As you may have noticed, my series Angels I Don't See, has not been updated in nearly a month. Though many "part"s of the story are written I have not posted them for various reasons. Interestingly enough, I have noticed a steep decline in my readership over that period of time as well. I suppose an explanation is in order. Many of you who have followed my blog(s) over the years know that I abruptly stop writing or posting without any explanation whatsoever. Many times in the past, it was due to a relapse or because of some other dramatic event. Thankfully this time my lack of attention to this blog has nothing to do with those things.
Over recent weeks I have been experiencing fatigue, the likes of which I have never experienced before. Doctors and therapists and other professionals who have seen me all have a name for it: Caregiver Burnout. In fact, one therapist, when going over a list of signs and symptoms of caregiver burnout, noted that all but three applied to me. The list, though not exhaustive, is as follows:
- Being on the verge of tears or crying a lot
- Feeling helpless or hopeless
- Overreacting to minor nuisances
- Feeling constantly exhausted
- Losing interest in work
- Decrease in productivity of work
- Withdrawing from social contacts
- Increasing use of alcohol or stimulants
- Nervous habits such as chain smoking
- Change in eating patterns
- Change in sleeping patterns
- Increasing use of medications for sleeplessness, anxiety, depression
- Inability to relax
- Scattered thinking
- Feeling increasingly resentful
- Being short-tempered with care recipient frequently
- Increasing thoughts of death
Since that time, all but four apply to me. I quit smoking a few weeks ago (not for health reasons, mind you, but because it was just so damned expensive. And yes, quitting has been hard). Since I do not work (though being Ric's caregiver is a full time job) and do not drink that knocks four of the 17 off the list. And the idea of finding a job is overwhelming (see sign #2). But 13 out of 17 is not good. And, for me, at the top of that list is "feeling constantly exhausted".
So, dear readers, this is not just a post about my woes and how tired I am. It is a request. Over the Labor Day weekend, two of Ric's relatives will be visiting from Saturday, September 5th- Monday September 7th. And I need to get out of town (or at least out of the loft), not because his relatives are coming but because I need two days of peace and quiet and they will be able to watch him during that time.

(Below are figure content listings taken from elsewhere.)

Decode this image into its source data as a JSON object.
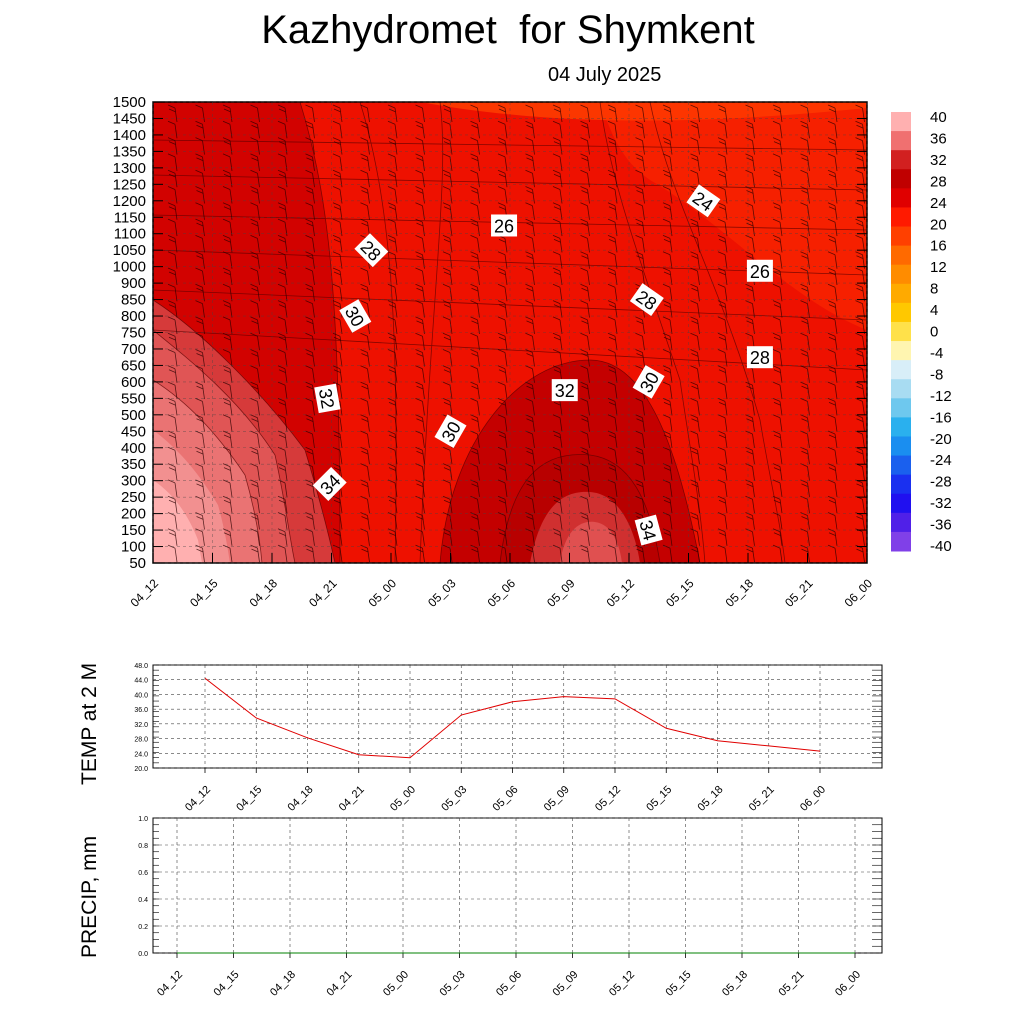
{
  "title": "Kazhydromet  for Shymkent",
  "date_label": "04 July 2025",
  "chart_data": [
    {
      "type": "heatmap",
      "x_ticks": [
        "04_12",
        "04_15",
        "04_18",
        "04_21",
        "05_00",
        "05_03",
        "05_06",
        "05_09",
        "05_12",
        "05_15",
        "05_18",
        "05_21",
        "06_00"
      ],
      "y_ticks": [
        "1500",
        "1450",
        "1400",
        "1350",
        "1300",
        "1250",
        "1200",
        "1150",
        "1100",
        "1050",
        "1000",
        "900",
        "850",
        "800",
        "750",
        "700",
        "650",
        "600",
        "550",
        "500",
        "450",
        "400",
        "350",
        "300",
        "250",
        "200",
        "150",
        "100",
        "50"
      ],
      "colorbar_labels": [
        "40",
        "36",
        "32",
        "28",
        "24",
        "20",
        "16",
        "12",
        "8",
        "4",
        "0",
        "-4",
        "-8",
        "-12",
        "-16",
        "-20",
        "-24",
        "-28",
        "-32",
        "-36",
        "-40"
      ],
      "contour_labels": [
        {
          "text": "24",
          "t": 9.25,
          "level": 1200,
          "angle": 35
        },
        {
          "text": "26",
          "t": 5.9,
          "level": 1125,
          "angle": 0
        },
        {
          "text": "26",
          "t": 10.2,
          "level": 975,
          "angle": 0
        },
        {
          "text": "28",
          "t": 3.67,
          "level": 1050,
          "angle": 45
        },
        {
          "text": "28",
          "t": 8.3,
          "level": 850,
          "angle": 35
        },
        {
          "text": "28",
          "t": 10.2,
          "level": 675,
          "angle": 0
        },
        {
          "text": "30",
          "t": 3.4,
          "level": 800,
          "angle": 60
        },
        {
          "text": "30",
          "t": 8.33,
          "level": 600,
          "angle": -60
        },
        {
          "text": "30",
          "t": 5.0,
          "level": 450,
          "angle": -60
        },
        {
          "text": "32",
          "t": 2.93,
          "level": 550,
          "angle": 80
        },
        {
          "text": "32",
          "t": 6.92,
          "level": 575,
          "angle": 0
        },
        {
          "text": "34",
          "t": 2.97,
          "level": 290,
          "angle": -45
        },
        {
          "text": "34",
          "t": 8.33,
          "level": 150,
          "angle": 75
        }
      ],
      "colors": {
        "base": "#ee1100",
        "warm_core": "#c40000",
        "hot_pink": "#ffb0b0",
        "upper_orange": "#ff5500"
      }
    },
    {
      "type": "line",
      "ylabel": "TEMP at 2 M",
      "categories": [
        "04_12",
        "04_15",
        "04_18",
        "04_21",
        "05_00",
        "05_03",
        "05_06",
        "05_09",
        "05_12",
        "05_15",
        "05_18",
        "05_21",
        "06_00"
      ],
      "values": [
        44.4,
        33.6,
        28.2,
        23.6,
        22.8,
        34.4,
        38.0,
        39.4,
        38.8,
        30.8,
        27.4,
        26.0,
        24.6
      ],
      "ylim": [
        20.0,
        48.0
      ],
      "y_ticks": [
        "48.0",
        "44.0",
        "40.0",
        "36.0",
        "32.0",
        "28.0",
        "24.0",
        "20.0"
      ],
      "line_color": "#e00000"
    },
    {
      "type": "line",
      "ylabel": "PRECIP, mm",
      "categories": [
        "04_12",
        "04_15",
        "04_18",
        "04_21",
        "05_00",
        "05_03",
        "05_06",
        "05_09",
        "05_12",
        "05_15",
        "05_18",
        "05_21",
        "06_00"
      ],
      "values": [
        0,
        0,
        0,
        0,
        0,
        0,
        0,
        0,
        0,
        0,
        0,
        0,
        0
      ],
      "ylim": [
        0.0,
        1.0
      ],
      "y_ticks": [
        "1.0",
        "0.8",
        "0.6",
        "0.4",
        "0.2",
        "0.0"
      ],
      "line_color": "#008000"
    }
  ]
}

If anyone in the tri-state area or beyond would be willing to have me as a houseguest for two days, please let me know. Originally I was going to just drive somewhere upstate or possibly New Hope (I heart New Hope), Philadelphia or Pitt and get a cheap hotel room and do nothing but perhaps read and walk and be still. However, after much prayer and counsel (thanks, MF) and the fact that I don't even have enough money for a cheap hotel room, I decided to reach out to you, dear readers. Also, me alone in a hotel room has never ended positively.
Or, if you live somewhere far away and want to fly me, that works as well (I'm kidding. Ok, not really. I will take all offers. I am not below begging ).
I do have some requirements. What's that you say? Why would I have requirements after having the audacity to ask to crash somewhere for two days? Well, here's the deal.
I need PEACE and QUIET. I need a place that I feel comfortable enough to come and go as I please and can sleep (or not) for two days. If that place is in Manhattan, fine. If it's in New Paltz, that's fine as well. But it needs to be peaceful and somewhere I can decompress without worry that I am imposing or getting in the way. Also I am 6 feet 6 inches tall. So unless you have a long couch or an extra bed I would probably not be a good fit.
Another thing, I don't camp. What I mean by that is I would rather be waterboarded than camp. It's just not my thing. I admire those that can (LL and MM) but just like throwing a football (or for that matter, watching a football game), it is not something I can do. My idea of camping includes a concierge and room service (I may be on food stamps, but a boy can still dream).
It also needs to be a place where there is no alcohol.
I know, it's asking a lot. But I need to get away. And bonus for you. You will get to be with, and I quote, "the very famous Jon-Marc McDonald". What more could you ask for?
1 comment:
Come here, come here! You may sleep all you want. Come here! We'll get you a ticket somehow, some way. You may not want to spend the 2 days you have with your mom, but I would love it!